Astrophysicist Jeff Zweerink reminds us that the theoretical prediction of black holes and their subsequent discovery highlights the comprehensibility of the universe by human minds–even relating to phenomena far beyond anything in our experience.

In an interview with Christianity Today, titled, “How Black Holes Radiate God’s Glory“, Zweerink addresses physics and profound questions relating to these mysterious and extreme end-states of massive stars.

How Black Holes Radiate God’s Glory
Dwarf starburst galaxy Henize 2-10 seen through the NASA Hubble Space Telescope. The bright region at the center, surrounded by pink clouds and dark dust lanes, indicates the location of the galaxy’s massive black hole. Image: Science: NASA, ESA, Zachary Schutte (XGI), Amy Reines (XGI) / Image processing: Alyssa Pagan (STScI)

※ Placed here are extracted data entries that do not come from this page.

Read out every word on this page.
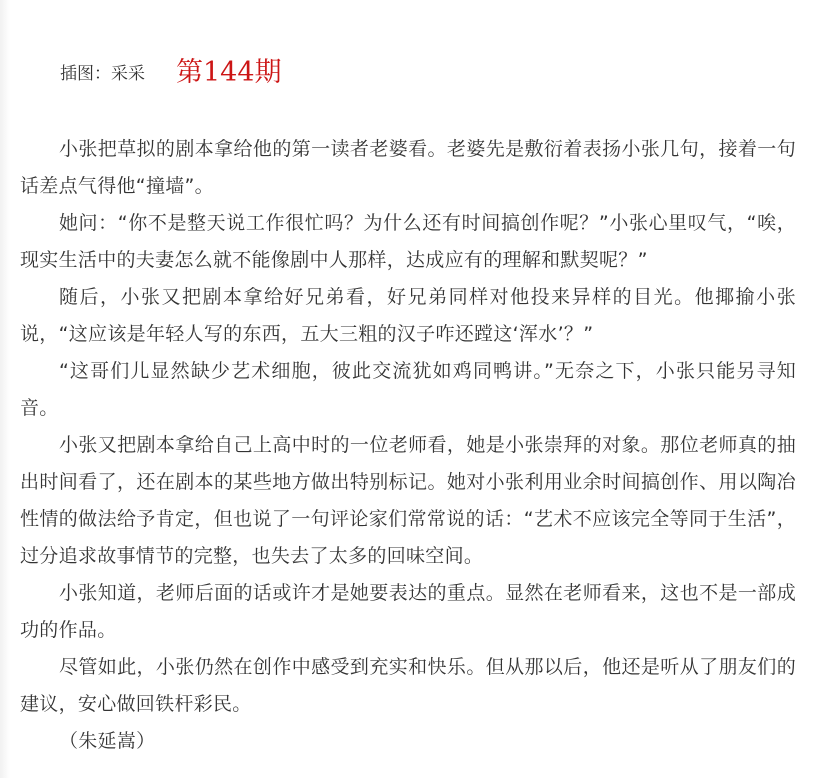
插图：采采 第144期

小张把草拟的剧本拿给他的第一读者老婆看。老婆先是敷衍着表扬小张几句，接着一句话差点气得他“撞墙”。

她问：“你不是整天说工作很忙吗？为什么还有时间搞创作呢？”小张心里叹气，“唉，现实生活中的夫妻怎么就不能像剧中人那样，达成应有的理解和默契呢？”

随后，小张又把剧本拿给好兄弟看，好兄弟同样对他投来异样的目光。他揶揄小张说，“这应该是年轻人写的东西，五大三粗的汉子咋还蹚这‘浑水’？”

“这哥们儿显然缺少艺术细胞，彼此交流犹如鸡同鸭讲。”无奈之下，小张只能另寻知音。

小张又把剧本拿给自己上高中时的一位老师看，她是小张崇拜的对象。那位老师真的抽出时间看了，还在剧本的某些地方做出特别标记。她对小张利用业余时间搞创作、用以陶冶性情的做法给予肯定，但也说了一句评论家们常常说的话：“艺术不应该完全等同于生活”，过分追求故事情节的完整，也失去了太多的回味空间。

小张知道，老师后面的话或许才是她要表达的重点。显然在老师看来，这也不是一部成功的作品。

尽管如此，小张仍然在创作中感受到充实和快乐。但从那以后，他还是听从了朋友们的建议，安心做回铁杆彩民。

（朱延嵩）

There has been a burst of research on black holes in recent days. Three scholars from Norway, Brazil, and Canada say they’ve found the “smoking gun for the quantum structure of black hole horizons” in gravitational wave echoes. NASA’s Chandra X-ray Observatory reports evidence black holes are devouring thousands of stars. And two more scholars from the United Kingdom and the United States have proposed that “quantum hair” can resolve the black hole paradox first described by theoretical physicist Stephen Hawking.

According to Reasons to Believe astrophysicist Jeff Zweerink, the new research raises new questions, showing us that “the more we learn, the more we realize how much more there is to learn.” CT asked him why physics isn’t finished and what that can teach Christians who, like the psalmist, “consider your heavens, the work of your fingers” (Ps. 8:3).

What do black holes tell us about God?

It’s not like, “Black holes, therefore God.” But the theory of the universe that we have—the theory that said black holes should exist before anyone knew to even think about them—is predicated on the idea that our universe ought to be understandable. It ought to be coherent. It ought to be the same out in the distant reaches of the universe as it is here.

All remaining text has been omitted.